# Wolf Springs



## Texas Gringo (May 10, 2010)

I bot. a Wolf spring pack for my officer and commander. Is the firing pin spring easy to replace? Is so where can I go for instructions?


----------



## zhurdan (Mar 21, 2008)

It's fairly easy to replace the firing pin spring. Here's an ok tutorial. Just make sure that you are wearing safety glasses the first time you do it and I also recommend that people do it the first time inside a cardboard box turned on it's side so in case you lose hold of it, the parts don't have far to fly. Trying to find a spring on the floor can be a time consuming effort.

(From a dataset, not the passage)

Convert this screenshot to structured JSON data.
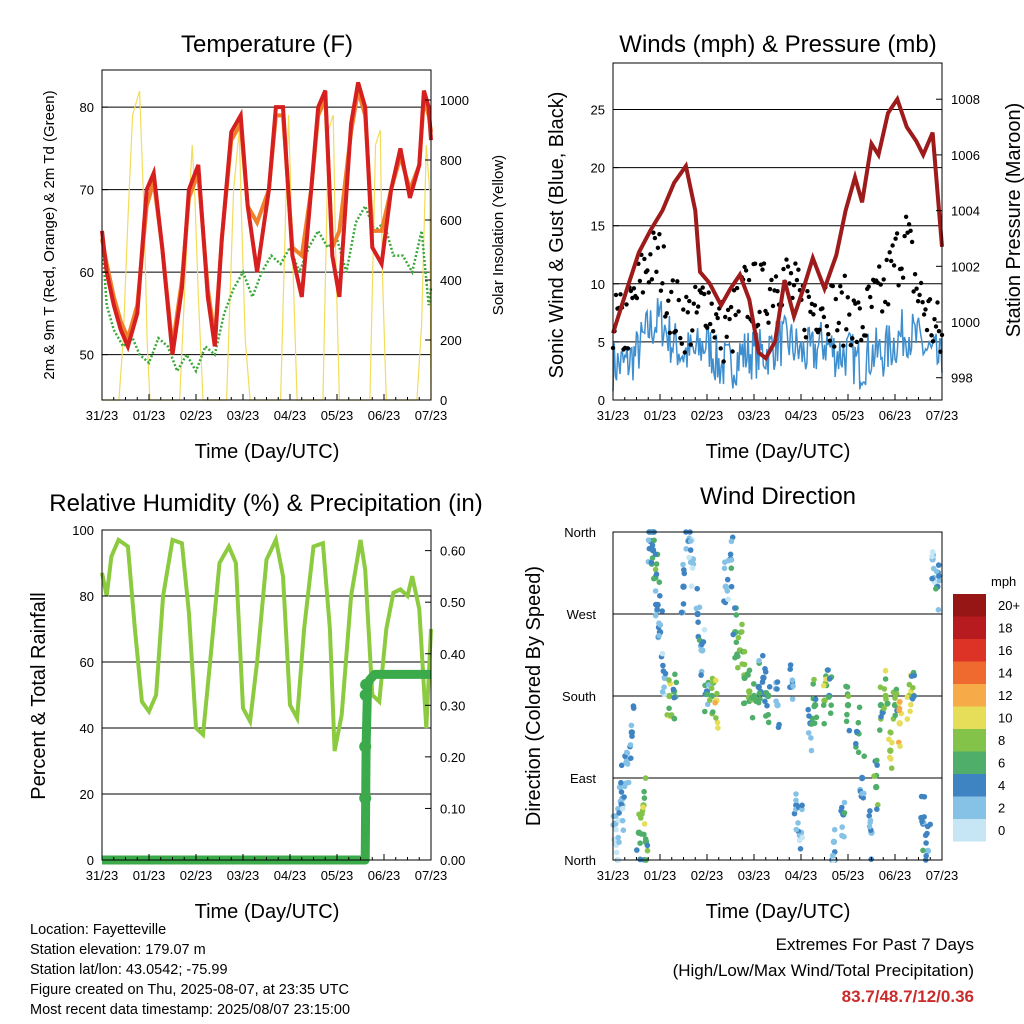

It'll seem like you need three hands to do it, but holding the slide in your left hand and using your thumb to disengage the firing pin safety is the easiest way I've found.

After making sure it's unloaded and stripping the gun down...

Use a punch or something similar to depress the firing pin, push in on the firing pin safety until the firing pin goes past the firing pin stop, and slide the firing pin stop out of the way. This will be right about the time shit start flying across the room, so be careful.

Clean out the firing pin channel. Since you've got it broken down this far, slide out the ejector and clean and lube that area as well.

Reassemble in reverse order.

Pretty simple once you've done it a few times.

Good luck!


----------